Ana Sayfa » GÜNCEL » ENİS TÜTÜNCÜ YAZDI- TÜRKİYE’NİN ASIL BEKA SORUNU NEDİR?

Eklenme : 04.06.2019 - 10:26

ENİS TÜTÜNCÜ YAZDI- TÜRKİYE’NİN ASIL BEKA SORUNU NEDİR?

 

 

 

Konuya girmeden önce, sorunun özü esası ile ilgili kimi gerçeklerin, bilinmesi gerekiyor:

 

Bu coğrafyada, bin yıldır yaşanan büyük acı ve felaketlere rağmen, toprağımızın insanı, 13. Yüzyıl Anadolu’sunun inanç, felsefe ve kültür değerleri sistemine dayanarak kardeşçe bir arada yaşama gücünü bulmuştur.  Söz konusu değerler sistemi, Anadolu İslam Felsefesi ve Hümanizması ile aklı ön planda tutan Anadolu Müslümanlığı (Günümüzde Türkiye Müslümanlığı) yorumudur.Bu yorum, Türklerin Trakya ve Balkanlara geçmesini takiben, bu coğrafyada İslamiyeti kabul eden halkların inanç, felsefe, hümanizma ve kültür değerleri ile bütünleştirilmiş, “Türkiye Müslümanlığı ve Hümanizması” Yorumuna dönüşmüştür.

 

Prof. Dr. Ethem Ruhi Fığlalı’ya göre “Kur’an-ı Kerim’’ yani “İslam”, insanlar aracılığı ile konuşur. Ona eğilen ve anlayan insana göre şekil kazanır. Onu konuşturan insandır, Müslüman’dır. O’nun ayetlerini anlama, yorumlama ve uygulama hususunda sayısız denebilecek  kadar çok ayrılık ve farklılıklar yaşanmıştır.

 

Bilebildiğimiz kadarıyla, söz konusu yorum ve uygulamaların sayısı günümüzde 110 dolayına ulaşmıştır.Bunlardan biri, Türkiye Müslümanlığı yorumudur. Bu yorum İran, Mısır ve Arabistan başta olmak üzere, günümüze değin yapılmış tüm İslamiyet yorumlarından, özü itibariyle farklıdır

 

Prof. Dr. Yaşar Nuri Öztürk’e göre farklılığın temelinde, İslam’ın ilk gününden itibaren var olan fıkıh-tasavvuf tartışması ya da çekişmesi yatmaktadır.

 

Şekil ve kural kurumu (fıkıh) ile ruh ve sonsuzluk kurumu (tasavvuf)  arasındaki çekişmeler, genelde iki noktada düğümlenir. Birincisi şekil mi önemli, niyet mi; ikincisi din adına yalnız secde edenleri mi sevelim, yoksa bütün insanlığı mı? Yani kavga, kalıp ve öz kavgasıdır.

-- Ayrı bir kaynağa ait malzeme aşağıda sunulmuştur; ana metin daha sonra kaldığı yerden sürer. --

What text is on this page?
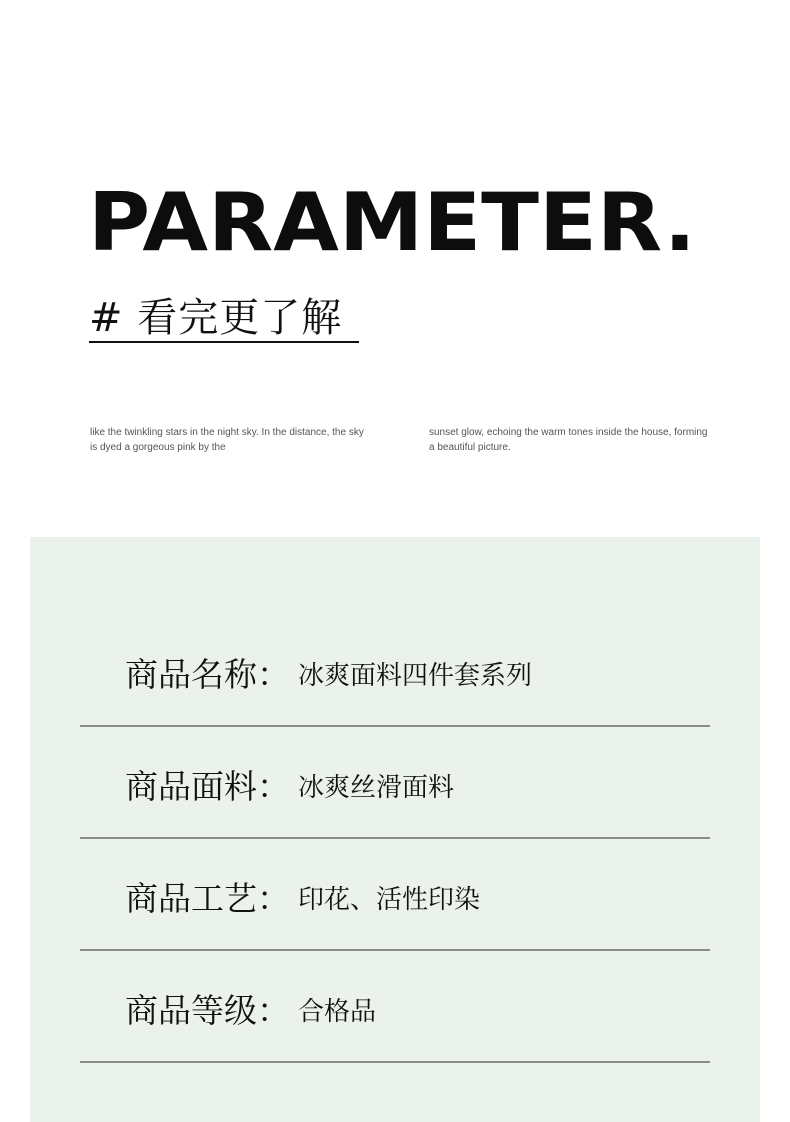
PARAMETER.
# 看完更了解
like the twinkling stars in the night sky. In the distance, the sky is dyed a gorgeous pink by the
sunset glow, echoing the warm tones inside the house, forming a beautiful picture.
商品名称： 冰爽面料四件套系列
商品面料： 冰爽丝滑面料
商品工艺： 印花、活性印染
商品等级： 合格品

Öz adına uğraş veren tasavvuf, İslam tarihinde ikincisi olmayan bir sonsuzluk edebiyatı bırakmıştır. Bugün dünya kütüphanelerindeki İslami el yazması eserlerin yüzde 80’e yakını doğrudan veya dolaylı, tasavvufun ürünü olarak görülüyor. Bu demektir ki, tarihsel Müslüman kamu vicdanı, oyunu tasavvuf lehine kullanmıştır.Tasavvuf, bilindiği üzere, İslamın ruh ve sonsuzluk kurumudur ve  İslamiyet’in özü adına uğraş verir. (Y. Nuri Öztürk)

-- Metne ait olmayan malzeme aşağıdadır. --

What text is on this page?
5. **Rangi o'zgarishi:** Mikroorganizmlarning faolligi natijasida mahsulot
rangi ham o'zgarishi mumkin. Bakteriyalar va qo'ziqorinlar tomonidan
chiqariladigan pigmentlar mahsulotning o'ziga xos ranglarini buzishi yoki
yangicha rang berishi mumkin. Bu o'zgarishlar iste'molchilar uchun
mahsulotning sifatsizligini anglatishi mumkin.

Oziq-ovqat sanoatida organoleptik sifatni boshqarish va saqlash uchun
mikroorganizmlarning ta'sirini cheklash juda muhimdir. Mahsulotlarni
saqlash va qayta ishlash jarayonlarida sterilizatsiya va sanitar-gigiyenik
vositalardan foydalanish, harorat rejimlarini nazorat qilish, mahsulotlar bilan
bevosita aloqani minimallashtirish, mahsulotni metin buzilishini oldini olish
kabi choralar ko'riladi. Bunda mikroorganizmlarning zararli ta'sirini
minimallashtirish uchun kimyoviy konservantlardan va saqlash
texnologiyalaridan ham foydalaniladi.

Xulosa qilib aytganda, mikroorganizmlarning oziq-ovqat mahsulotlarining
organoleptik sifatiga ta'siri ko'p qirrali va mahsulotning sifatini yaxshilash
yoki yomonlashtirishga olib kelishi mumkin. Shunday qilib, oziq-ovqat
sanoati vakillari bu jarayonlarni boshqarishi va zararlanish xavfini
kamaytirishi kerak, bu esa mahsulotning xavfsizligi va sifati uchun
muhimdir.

Türkiye Müslümanlığı Yorumu, İslam’ın ruh ve sonsuzluk kurumu olan tasavvuf ağırlıklıdır. Bu yorum, bize göre itikadi açıdan aklı ön planda tutan Maturidilik temelinde, Meşşailik (El Kındi’nin Aristo temelli akılcılığa dayanan İslam felsefesi), İşrakilik (Şehabettin Sühreverdi-Maktül’ün akıl ile sezgi birlikteliğine dayanan İslam felsefesi), Vahdet-i Mevcut (Plotinos’un Yeni Eflatunculuk felsefesi/Sudur-Meydana Çıkma/Panteizm),Vahdet-i Vücut (İbn-i Arabi’nin Varlık Birliği İslam felsefesi) felsefe akımlarından  harmanlanmış ve süzülmüştür. Kur’an ile felsefenin iç içe geçtiği ve tüm engellemelere rağmen bu topraklarda bin yıldır güncellenerek yaşanan, Dünya’daki tek İslamiyet yorumudur.

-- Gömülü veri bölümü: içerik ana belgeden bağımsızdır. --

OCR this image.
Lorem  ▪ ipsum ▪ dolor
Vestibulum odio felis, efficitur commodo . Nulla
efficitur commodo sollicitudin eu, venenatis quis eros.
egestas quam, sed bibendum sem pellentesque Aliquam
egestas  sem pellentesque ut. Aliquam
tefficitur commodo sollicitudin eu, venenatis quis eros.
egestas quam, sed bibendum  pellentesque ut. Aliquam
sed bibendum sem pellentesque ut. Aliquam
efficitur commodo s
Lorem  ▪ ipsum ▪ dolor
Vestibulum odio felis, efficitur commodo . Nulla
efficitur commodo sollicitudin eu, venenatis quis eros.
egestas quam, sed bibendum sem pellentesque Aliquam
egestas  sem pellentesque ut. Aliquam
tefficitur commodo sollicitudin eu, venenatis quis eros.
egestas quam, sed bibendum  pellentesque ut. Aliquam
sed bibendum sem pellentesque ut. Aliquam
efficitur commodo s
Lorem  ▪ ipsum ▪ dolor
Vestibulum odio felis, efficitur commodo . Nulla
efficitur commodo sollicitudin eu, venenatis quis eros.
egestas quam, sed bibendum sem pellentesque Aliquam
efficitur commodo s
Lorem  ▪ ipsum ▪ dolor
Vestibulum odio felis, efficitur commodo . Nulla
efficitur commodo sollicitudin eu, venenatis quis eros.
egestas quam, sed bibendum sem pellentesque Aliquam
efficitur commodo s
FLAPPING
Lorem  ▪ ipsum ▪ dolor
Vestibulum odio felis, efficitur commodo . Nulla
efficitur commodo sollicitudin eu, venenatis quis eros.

Bu yorumda “önce insan ve sevgi” tezi işlenmiştir.İnsanın yüceliği, aklın üstünlüğü, sevginin, bilginin, ahlakın ve özgürlüğün önemi, kadının saygınlığı, emeğin ve alınterinin değeri, hoşgörü ve dayanışmanın erdemi gibi konularda, çağını ve coğrafyasını çok aşan düşünceler üretilmiştir. İnsana yapılan hizmetin, Allah’a yapılan hizmet olduğu kabul edilmiştir. Ayrıca Devletin de insanın hizmetinde olması gerektiği öngörülmüştür. Bu bağlamda, yapılan haksızlık ve adaletsizlikler karşısında iktidarları sorgulayan ve hak aramaya yönelen eylemler, kimi zaman, halktan destek görmüştür. Söz konusu düşüncelerin önemli bir bölümü, bugün hala geçerliliğini korumaktadır.

Türkiye Müslümanlığı ve Hümanizması Yorumunun ana mesajları, Hoca Ahmet Yesevi, Mevlana, Hacı Bektaş Veli, Yunus Emre, Ahi Evran, Şeyh Edebali ve Şeyh Bedrettin gibi İslam felsefeci, mutasavvıf ve ozanları tarafından dile getirilmiş ve savunulmuştur.

Öte yandan Atatürk’ün, aklı ön planda tutan Türkiye Müslümanlığı ve Hümanizması yorumunu çok iyi özümsediği anlaşılmaktadır. Bu itibarla O, söz konusu özümsemenin manevi değerleri temelinde, Anadolu ve Rumeli insanıyla kolayca bütünleşebilmiştir.

 

Yukarıdakikimi gerçeklerin ışığında,günümüz Türkiye’sinin asıl beka sorununun, Büyük Ortadoğu Projesi (BOP)olduğunu düşünmekteyiz.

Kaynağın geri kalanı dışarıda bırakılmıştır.